I was now making tape albums with names like "Trace the Psychosis" and "It's the Brann Man... and Don't You Forget It!" using a dual deck boombox with a mixing mic input, overdubbing and bouncing tracks back and forth between tapes. I was also working in the offices of an apparel company at this time, and by sneaking my hand-drawn j-card designs onto the copy machine when no one was looking, I was able to print them for free! Later on I acquired a Tascam 4-track portastudio and that's when I did my very best work, now available on my Bandcamp page for all to hear.

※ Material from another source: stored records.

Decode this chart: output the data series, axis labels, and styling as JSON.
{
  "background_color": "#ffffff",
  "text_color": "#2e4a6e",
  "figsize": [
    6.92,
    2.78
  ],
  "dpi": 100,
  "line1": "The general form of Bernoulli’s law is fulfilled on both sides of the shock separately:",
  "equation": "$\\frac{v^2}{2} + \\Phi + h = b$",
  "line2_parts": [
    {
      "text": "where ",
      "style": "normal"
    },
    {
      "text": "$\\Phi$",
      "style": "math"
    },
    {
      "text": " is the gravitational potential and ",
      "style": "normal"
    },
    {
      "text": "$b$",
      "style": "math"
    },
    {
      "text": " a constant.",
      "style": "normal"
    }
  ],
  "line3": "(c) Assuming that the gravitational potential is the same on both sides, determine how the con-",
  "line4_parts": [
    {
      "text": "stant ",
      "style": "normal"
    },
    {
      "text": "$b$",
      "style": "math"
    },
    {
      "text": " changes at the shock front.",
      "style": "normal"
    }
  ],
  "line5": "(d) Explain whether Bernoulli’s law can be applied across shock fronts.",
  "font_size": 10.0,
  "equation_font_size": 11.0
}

By the early '90s bands of all styles were selling and giving away tapes. They were still the format of choice for low-budget musicians until around 1998. And then... the recordable CD arrived. And suddenly millions instantly traded cassettes for convenience. In a way I could understand it. I admit even I was guilty of it when I chose to release The Racing Brain of Ray Brazen on CD instead of tape. But I still used cassettes to record radio shows, conversations I was lucky to have with music legends like Los Dug Dugs, the Godz, and TV Toy, and ideas for new songs I was writing. I bought a portable player just like the first few I'd owned in my youth at a thrift store and took it on the road with me, capturing the vibes on tape in every state I passed through. For me, tapes were still the best and most convenient way to record. I hate doing multitrack recording on computers with a passion, but ultimately the complete breakdown of my 4-track portastudio made it necessary for awhile. (I really should try to get a new one on Ebay soon. I've got enough new material for a whole new tape album.)

There may have been a drop in tape releases for awhile when CD-Rs took over, but in the late part of the '00s I started to see tapes slowly start to make a comeback. Only a few artists released tapes at first, but over time and into the present decade, the numbers shot up again and with the establishment of Burger Tapes and its global influence, we are now more or less back to where we were thirty years ago. Whoda thunk?

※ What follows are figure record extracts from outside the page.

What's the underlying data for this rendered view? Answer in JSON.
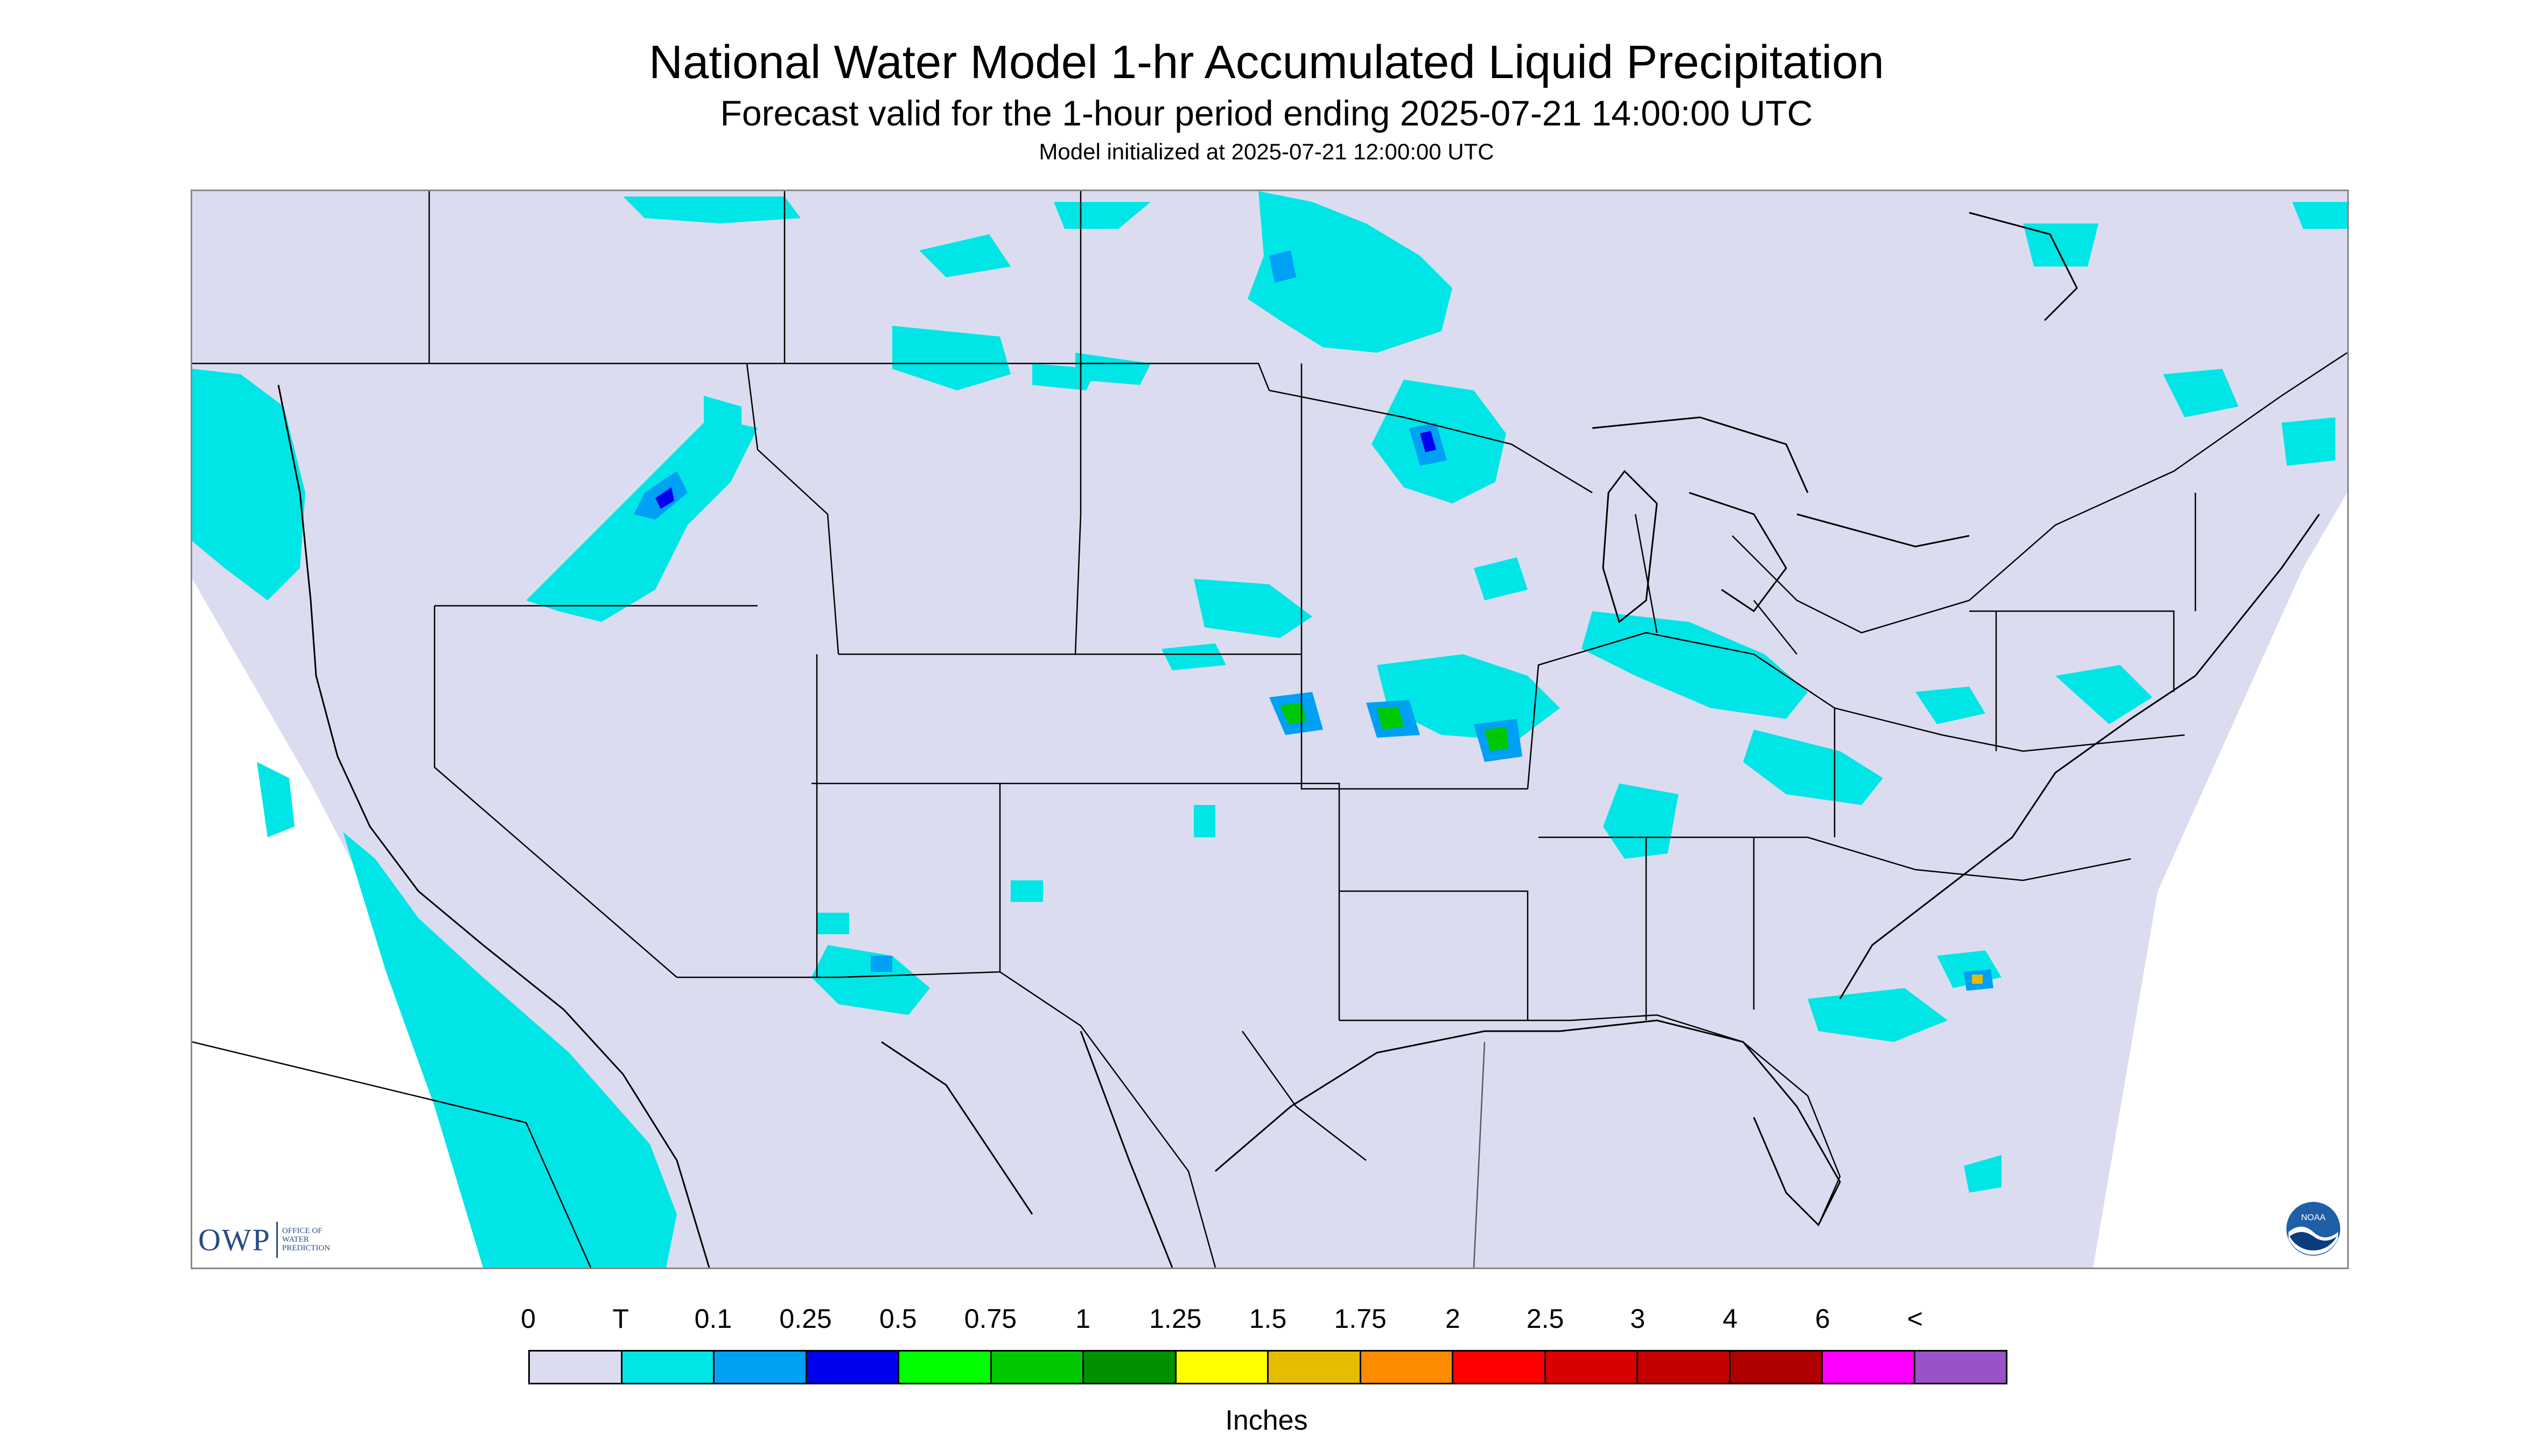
{
  "header": {
    "title": "National Water Model 1-hr Accumulated Liquid Precipitation",
    "subtitle": "Forecast valid for the 1-hour period ending 2025-07-21 14:00:00 UTC",
    "init": "Model initialized at 2025-07-21 12:00:00 UTC"
  },
  "logos": {
    "owp_mark": "OWP",
    "owp_text_line1": "Office of",
    "owp_text_line2": "Water",
    "owp_text_line3": "Prediction",
    "noaa": "NOAA"
  },
  "legend": {
    "labels": [
      "0",
      "T",
      "0.1",
      "0.25",
      "0.5",
      "0.75",
      "1",
      "1.25",
      "1.5",
      "1.75",
      "2",
      "2.5",
      "3",
      "4",
      "6",
      "<"
    ],
    "colors": [
      "#dcdcf0",
      "#00e5e5",
      "#00a0f5",
      "#0000f0",
      "#00ff00",
      "#00c800",
      "#009000",
      "#ffff00",
      "#e6bc00",
      "#ff8c00",
      "#ff0000",
      "#d90000",
      "#c40000",
      "#b00000",
      "#ff00ff",
      "#9a52c8"
    ],
    "unit": "Inches"
  },
  "map": {
    "background_color": "#dcdcf0",
    "outside_color": "#ffffff",
    "boundary_color": "#000000"
  }
}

When I was invited by my very dear friend Joshua Rogers of Illuminated Paths to compile some of my home recordings from the 1980s for my first cassette release in 20 years on his label, I just couldn't say no. The response it got, along with Josh's boundless enthusiasm for my music and for tape culture in general, now has me fully immersed in it all over again for the first time in just as long. I'm proud to report that today's tape generation is producing music that stands proudly with the tape music I heard 30 years ago. Here in central Florida, in addition to Illuminated Paths, there's also Godless America and Popnihil, three distinct tape labels releasing everything from garage punk to electronic to vaporwave and beyond. They're still as cheap to make as ever, and bands still charge an average of six bucks for 'em.


The tape revival has also got me bootlegging vintage tape albums I've had since the late '80s and early '90s to share with today's younger tapeheads, and paying more attention to tape stockpiles in thrift stores. I've found quite a few old sealed blank tapes in thrift shops and these should always be bought on sight (especially since you don't wanna know how much Walgreen's charges for 'em now). Some of the used ones I've found have revealed everything from old radio airchecks to wedding ceremonies to family holiday greetings. And now tapes are officially fun again, for me and for so many others, veterans and novices alike. As one who has pretty much bled recording tape for over 4 decades now and is positively and justifiably thrilled about the whole resurgence, all I can say is... tape on!